Grouping: Cryptid, Mythology
First reported: early as the 1800's, maybe even earlier than that
Country: World Wide
We all know what a dragon is. We see countless pictures of this beast on the covers of fantasy novels. The typical artwork shows an animal with a body that roughly resembles something between an exotic lizard and a dinosaur, with scales, claws, four legs and often leathery wings. The winged varieties thus generally have six limbs. The body is typically thicker than the tail, not thin and serpentine like Asian dragons. The head is vaguely horse-shaped, with large eyes and a long snout. Often, this creature breathes fire.
What you might not know is that there are actually reports of dragon sightings in Europe and America. Often the stories are told as first-hand, and they date from all eras of history, even some from quite recently. For example, there is the 92-foot flying dragon that was reportedly killed by Arizona ranchers in 1890.
The dragons described in legends from North America and Europe are similar enough to fantasy-novel dragons that we can still recognize them as dragons, but there are some substantial differences. For one thing, there are dozens of different varieties. Folklore dragons rarely have four legs and wings like the standard fantasy dragon. Some folklore dragons have wings in place of front legs, so that they have only four limbs altogether.
A few of these beasts are landbound and wingless. Some of these landbound dragons have four legs, while others have only two, generally located towards the head end. The English "worms" are not only landbound, but are rather snake-like and resemble the classic dragons of Asia. There are many reports of European dragons which seem like sea serpents that have crawled up onto the land, sometimes complete with paddle-legs.
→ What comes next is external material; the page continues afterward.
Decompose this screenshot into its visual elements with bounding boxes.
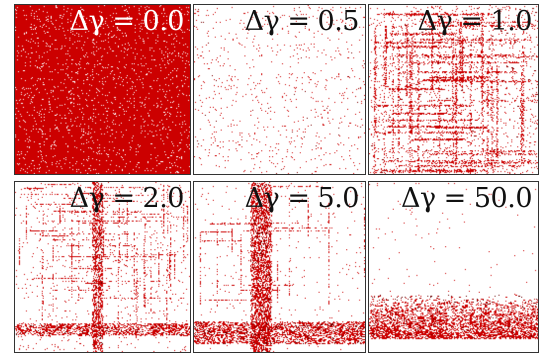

Classic European dragons from folklore frequently resemble huge alligators or huge snakes in some way, and it is also quite common for them to have one or more characteristics resembling some non-reptilian animal, such as a sheep's head. Classic European dragons often have supernatural powers and are sometimes thought to be demons or minions of the devil. They often breathe fire and/or exude poison (especially having poisonous blood, but sometimes also giving off poisonous fumes from the mouth or from the body in general). Folklore dragons are often thought to be responsible for extreme weather events, causing hail, lightning and intense storms.
North America and South America also have their dragons, which often resemble the classic European varieties more than the classic Asian varieties. For example, there is the gowrow of Ozark lore from Missouri, a twenty-foot-long reptile with big tusks, and the piasa, a scaled flying beast with horns.
The name in cryptozoology that is currently most associated with the search for dragons is probably Richard Freeman, author of a dragon book published by the Centre for Fortean Zoology. Very few scientists stand with him. Modern cryptozoologists are not very interested in dragons. For one thing, even though modern reports exist, these reports seem to be much less common than they were in the old days. In addition, there is a big problem with organization and terminology. It is clear that dragon legends, even if you limit yourself to western cultures, describe at least a dozen different creatures. Therefore, the proper scientific method demands that we separate the different kinds and study each variety by itself.
This means that cryptozoologists end up studying dragons under different names. Some reports are classified as possible surviving dinosaurs, some as giant alligators or big snakes, some as sea serpents who are briefly traveling over land, and some as pterosaurs or possible giant bats.